McCabe & Mrs. Miller (1971)


 ☆ ☆ ☆ ☆ ☆

McCabe & Mrs. Miller (1971) – R. Altman

I was listening to Leonard Cohen’s debut album not too long ago and, naturally, it reminded me of this Robert Altman film that prominently uses three songs from that LP (“the stranger song”, “sisters of mercy”, and “winter lady”).  These songs lend a very melancholy feel to the film and surprisingly were added after the film was already written, even if their lyrics feel very apt.  The plot is pretty melancholy too – Altman called it an “anti-Western” but methinks it isn’t unlike other traditional Westerns that show changes as the wild frontier gave way to business interests.

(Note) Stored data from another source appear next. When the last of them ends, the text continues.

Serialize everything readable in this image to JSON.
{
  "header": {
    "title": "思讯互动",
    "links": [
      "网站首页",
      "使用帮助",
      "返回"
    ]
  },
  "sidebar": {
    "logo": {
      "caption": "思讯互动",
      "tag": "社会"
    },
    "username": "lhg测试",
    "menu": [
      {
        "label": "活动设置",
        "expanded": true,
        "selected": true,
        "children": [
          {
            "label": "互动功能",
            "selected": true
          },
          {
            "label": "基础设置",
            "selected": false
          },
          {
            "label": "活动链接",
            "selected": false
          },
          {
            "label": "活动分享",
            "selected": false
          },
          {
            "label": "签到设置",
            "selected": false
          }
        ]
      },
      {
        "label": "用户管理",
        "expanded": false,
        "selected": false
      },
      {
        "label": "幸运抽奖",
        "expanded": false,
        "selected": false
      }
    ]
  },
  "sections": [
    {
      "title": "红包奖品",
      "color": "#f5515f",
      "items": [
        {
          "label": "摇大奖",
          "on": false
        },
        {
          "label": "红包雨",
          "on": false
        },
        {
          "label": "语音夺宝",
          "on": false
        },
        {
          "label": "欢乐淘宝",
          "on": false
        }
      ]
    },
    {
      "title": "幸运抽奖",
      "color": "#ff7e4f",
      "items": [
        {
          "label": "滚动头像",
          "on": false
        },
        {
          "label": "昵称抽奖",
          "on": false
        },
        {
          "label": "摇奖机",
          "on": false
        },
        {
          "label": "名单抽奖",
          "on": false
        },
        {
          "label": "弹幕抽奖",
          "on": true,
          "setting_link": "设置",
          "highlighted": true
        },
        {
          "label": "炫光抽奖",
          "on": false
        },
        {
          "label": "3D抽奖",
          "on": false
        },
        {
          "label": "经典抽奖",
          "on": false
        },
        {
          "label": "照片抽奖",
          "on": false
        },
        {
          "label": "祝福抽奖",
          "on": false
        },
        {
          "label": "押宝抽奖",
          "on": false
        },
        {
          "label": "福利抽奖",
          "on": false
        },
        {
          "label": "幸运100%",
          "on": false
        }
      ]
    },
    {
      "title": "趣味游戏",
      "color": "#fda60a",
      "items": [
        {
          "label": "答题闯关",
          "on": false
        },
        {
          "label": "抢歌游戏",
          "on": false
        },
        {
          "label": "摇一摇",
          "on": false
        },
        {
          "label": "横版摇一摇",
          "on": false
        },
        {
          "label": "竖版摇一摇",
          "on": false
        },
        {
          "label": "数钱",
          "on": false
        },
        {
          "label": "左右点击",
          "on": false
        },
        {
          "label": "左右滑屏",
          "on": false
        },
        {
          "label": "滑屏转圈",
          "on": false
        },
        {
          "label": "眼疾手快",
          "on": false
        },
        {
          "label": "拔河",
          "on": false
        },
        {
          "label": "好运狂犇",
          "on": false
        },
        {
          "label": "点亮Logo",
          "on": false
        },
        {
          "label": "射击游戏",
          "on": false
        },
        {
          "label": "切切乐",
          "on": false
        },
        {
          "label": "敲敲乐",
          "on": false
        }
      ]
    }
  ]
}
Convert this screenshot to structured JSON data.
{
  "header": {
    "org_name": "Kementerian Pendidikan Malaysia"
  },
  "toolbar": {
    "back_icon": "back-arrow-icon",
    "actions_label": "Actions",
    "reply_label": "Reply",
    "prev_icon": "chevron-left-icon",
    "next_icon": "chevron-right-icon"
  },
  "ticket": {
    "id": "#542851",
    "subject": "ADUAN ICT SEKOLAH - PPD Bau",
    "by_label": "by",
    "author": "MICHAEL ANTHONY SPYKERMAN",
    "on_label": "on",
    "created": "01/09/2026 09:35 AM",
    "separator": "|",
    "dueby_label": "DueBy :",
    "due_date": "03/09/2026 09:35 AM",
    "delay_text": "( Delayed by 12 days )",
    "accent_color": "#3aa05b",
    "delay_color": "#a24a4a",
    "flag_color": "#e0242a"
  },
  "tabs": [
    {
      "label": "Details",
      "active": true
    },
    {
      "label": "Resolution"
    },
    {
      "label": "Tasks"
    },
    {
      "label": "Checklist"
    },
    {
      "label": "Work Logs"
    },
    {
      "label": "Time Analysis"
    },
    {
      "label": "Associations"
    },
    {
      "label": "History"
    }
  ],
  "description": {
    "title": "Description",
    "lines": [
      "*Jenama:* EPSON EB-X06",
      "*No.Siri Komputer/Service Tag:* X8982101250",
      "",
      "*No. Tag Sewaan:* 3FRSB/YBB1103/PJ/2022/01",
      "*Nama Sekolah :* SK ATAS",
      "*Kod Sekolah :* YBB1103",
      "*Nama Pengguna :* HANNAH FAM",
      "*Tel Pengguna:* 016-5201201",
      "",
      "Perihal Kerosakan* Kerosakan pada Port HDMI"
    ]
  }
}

Perhaps the implied destruction of the American dream by unfeeling corporate monoliths (even if the small business focuses on booze and hookers here) is at odds with John Ford’s focus on community building (even if the community was sometimes racist). This description reminds me just how American the Western genre really is. But it’s true that Altman has put his own spin on things here, importing his muttered/overlapping dialogue into the sound design and working with cameraman Vilmos Zsigmond to “flash” the film before shooting (creating a hazy appearance that makes indoor scenes by candlelight/firelight warm and cozy). The camera also zooms and tracks, catching incidental action or drifting in and out of focus on gambler/businessman McCabe (Warren Beatty) and brothel manager/prostitute Mrs. Miller (Julie Christie) who may or may not be developing a relationship before everything goes sour.  It’s not surprising that Christie escapes from this reality by smoking opium, lending even more haze to a picture that feels like an impressionistic (if possibly realistic) look at the past as prelude.

 

Sunday, 14 September 2025

One Cut of the Dead (2017)


 ☆ ☆ ☆ ☆

One Cut of the Dead (2017) – S. Ueda

Not what I expected at all (and therefore so much better).  Described by SBS as “real zombies attack a film crew making a zombie movie” and it might be that for the first 30 minutes or so – but it isn’t only that or even really that.  I can’t write the review without explaining what happens after the first 30 minutes so stop here, if you’d like to be surprised like I was.  That said, the Japanese title (Kamera o tomeru na! or Don’t Stop Shooting!) pretty much gives things away.  The “real” plot involves a middling director (Takayuki Hamatsu) hired to film a zombie movie live in one take for a broadcast event – and the first 30 minutes is exactly that.  This “one cut” is indeed pretty thrilling but also rather odd with strange longueurs and unexpected dialogues, entrances, and exits.  When the characters run, they really run and the hand-held camera bounces along behind them.  Of course, watching this at first, you don’t really understand the technical challenges required to make the film flow (and sometimes not flow).  Therefore, the subsequent hour of the film takes you through the making of the film – but the genius here (from what appears to be an actual film class/collective) is that this “making of” is also fictional, with the script delightfully “explaining” all the weirdness in the zombie film that we’ve already seen (and now see again from behind the scenes, still in “real time” but no longer one cut).  Only in the end credits do we get a glimpse the actual crew making the real one cut zombie film.  Given the extreme low budget (made for $25K but earned $25 million), this reminded me of Kore-Eda’s After Life (1998) where amateur players recreate dead people’s most cherished memories, also on a shoestring.  And just like that film, One Cut of the Dead has a lot of heart, endearing yourself to the ragtag crew and in this case its central family.  Well worth your time, whether you like zombies or not!  The zombies are incidental!